Serbia has criticized Bosnia-Herzegovina's bid to appeal a 2007 United Nations court ruling that cleared the government in Belgrade of genocide during the 1992-95 Bosnian war.
Serbian Foreign Minister Ivica Dacic told state TV on February 18 that the move was "very dangerous" and could “cause destabilization of not only Bosnia-Herzegovina but the entire region.”
Bakir Izetbegovic, the Muslim Bosniak member of the county's tripartite presidency, said on February 17 that the legal bid would be submitted before the 10-year deadline for an appeal expired on February 26.
The decision could ignite a political crisis in Bosnia, as Bosnian Serb legislators plan to boycott parliament to show their opposition to the action.
Izetbegovic leads Bosnia as part of a three-member presidency along with his Bosnian Croat and Bosnian Serb counterparts.

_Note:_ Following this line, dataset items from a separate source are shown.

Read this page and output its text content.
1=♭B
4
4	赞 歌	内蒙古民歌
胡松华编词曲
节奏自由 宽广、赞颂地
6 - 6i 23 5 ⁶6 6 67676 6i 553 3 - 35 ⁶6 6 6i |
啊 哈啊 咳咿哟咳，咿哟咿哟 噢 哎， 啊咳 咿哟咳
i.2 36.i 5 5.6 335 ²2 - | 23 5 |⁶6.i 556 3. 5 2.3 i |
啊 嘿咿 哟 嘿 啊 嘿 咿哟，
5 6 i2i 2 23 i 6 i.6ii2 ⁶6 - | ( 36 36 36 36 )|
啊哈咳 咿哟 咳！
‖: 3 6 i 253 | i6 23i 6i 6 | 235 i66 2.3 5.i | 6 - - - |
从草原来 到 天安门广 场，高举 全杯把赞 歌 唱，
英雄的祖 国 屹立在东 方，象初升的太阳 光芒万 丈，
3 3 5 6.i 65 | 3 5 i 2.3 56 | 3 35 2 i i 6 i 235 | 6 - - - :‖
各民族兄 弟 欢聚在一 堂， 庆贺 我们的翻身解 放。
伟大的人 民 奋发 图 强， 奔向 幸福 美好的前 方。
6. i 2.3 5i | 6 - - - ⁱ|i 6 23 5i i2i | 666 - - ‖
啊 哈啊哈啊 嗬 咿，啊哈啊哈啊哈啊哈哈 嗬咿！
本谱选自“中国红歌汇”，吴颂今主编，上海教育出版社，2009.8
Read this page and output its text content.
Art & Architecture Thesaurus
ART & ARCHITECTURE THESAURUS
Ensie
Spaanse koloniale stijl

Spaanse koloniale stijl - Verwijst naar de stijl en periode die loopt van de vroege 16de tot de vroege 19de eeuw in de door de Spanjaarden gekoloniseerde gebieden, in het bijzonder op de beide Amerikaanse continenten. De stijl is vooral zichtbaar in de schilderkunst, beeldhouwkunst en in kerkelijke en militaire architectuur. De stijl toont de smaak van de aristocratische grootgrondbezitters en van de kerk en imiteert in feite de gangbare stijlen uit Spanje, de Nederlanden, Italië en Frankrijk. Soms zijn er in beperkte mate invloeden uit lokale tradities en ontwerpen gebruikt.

The International Court of Justice in 2007 exonerated the Belgrade government of direct responsibility for killings, rapes, and "ethnic cleansing" in Bosnia during the breakup of Yugoslavia in the 1990s.
It did rule, however, that Belgrade failed to prevent genocide related to the 1995 massacre in Srebrenica, where 8,000 Muslims were killed by Bosnian Serb forces.
Bosnian Serb and Bosnian Croat leaders have opposed Izetbegovic’s move, saying it would violate the constitution and cause a political crisis in the country.